Beyond direct genomic instability, the interplay between advancing parental age, unrepaired oxidative damage, and decreased repair capacity disrupts the extensive epigenetic reprogramming critical for early embryogenesis [168]. During this stage, DNA methylation and histone modifications are restructured to establish a pluripotent state. The tight interconnection among oxidative stress, BER, and methylation/demethylation has been recognized as central to germline reprogramming events [169]. Specifically, the paternal genome becomes a primary target for TET enzymes—which facilitate active DNA demethylation via 5mC oxidation to 5hmC—but can be hindered by unresolved 8-OHdG lesions [170]. Similarly, methyltransferase machinery (e.g., DNMT1/2), dependent on chromodomain helicase DNA-binding protein 4 (CHD4) and OGG1 co-localization [98,171], may be diverted by ongoing oxidative repair processes.
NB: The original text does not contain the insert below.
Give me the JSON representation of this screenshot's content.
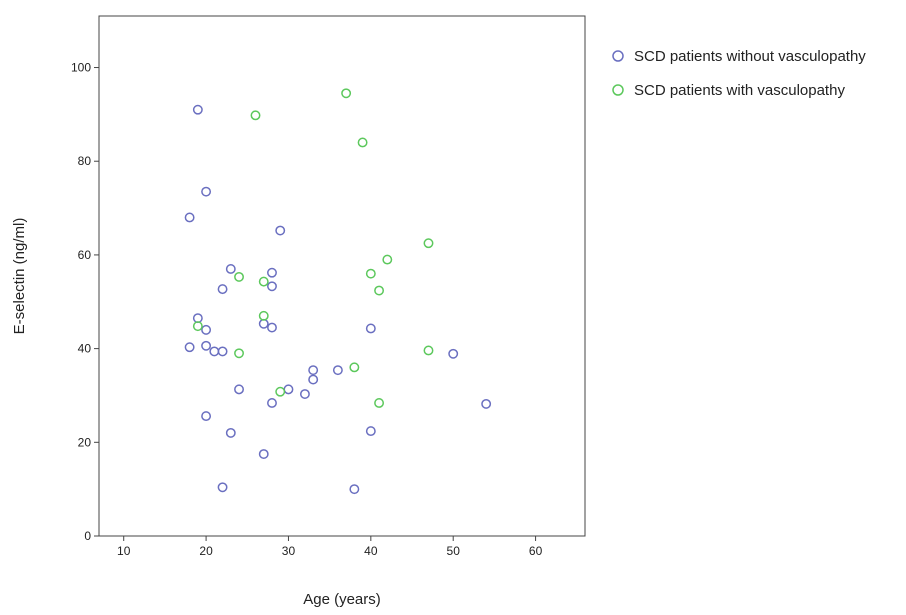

Recent experiments in bovine models also revealed that oxidative DNA lesions in the paternal genome impair active zygotic DNA demethylation through the preferential recruitment of XRCC1. This finding indicates that oxidative DNA damage repair is prioritized, potentially at the expense of concurrent epigenetic reprogramming processes [172]. Clearly, oxidative damage and its processing may contribute to aberrant epigenetic landscapes in the developing embryo [173].
A wide range of environmental and lifestyle factors known to induce oxidative stress—such as heat [78], poor diet [174], alcohol use [175], pollutants, endocrine-disrupting chemicals (e.g., phthalates) [176], and smoking [177]—are also implicated in altering sperm small non-coding RNA profiles. These changes have been linked to disruptions in embryonic development and DNA methylation as well as a host of offspring disorders, including metabolic, neurological, and behavioral abnormalities [178,179,180,181].
Taken together, these genomic and epigenetic instabilities highlight the profound influence of preconception oxidative stress on offspring health (Figure 2), highlighting the urgent need for preventative and therapeutic strategies [182]. Addressing oxidative stress in both parents before conception may prove instrumental for improving reproductive outcomes and promoting long-term transgenerational well-being.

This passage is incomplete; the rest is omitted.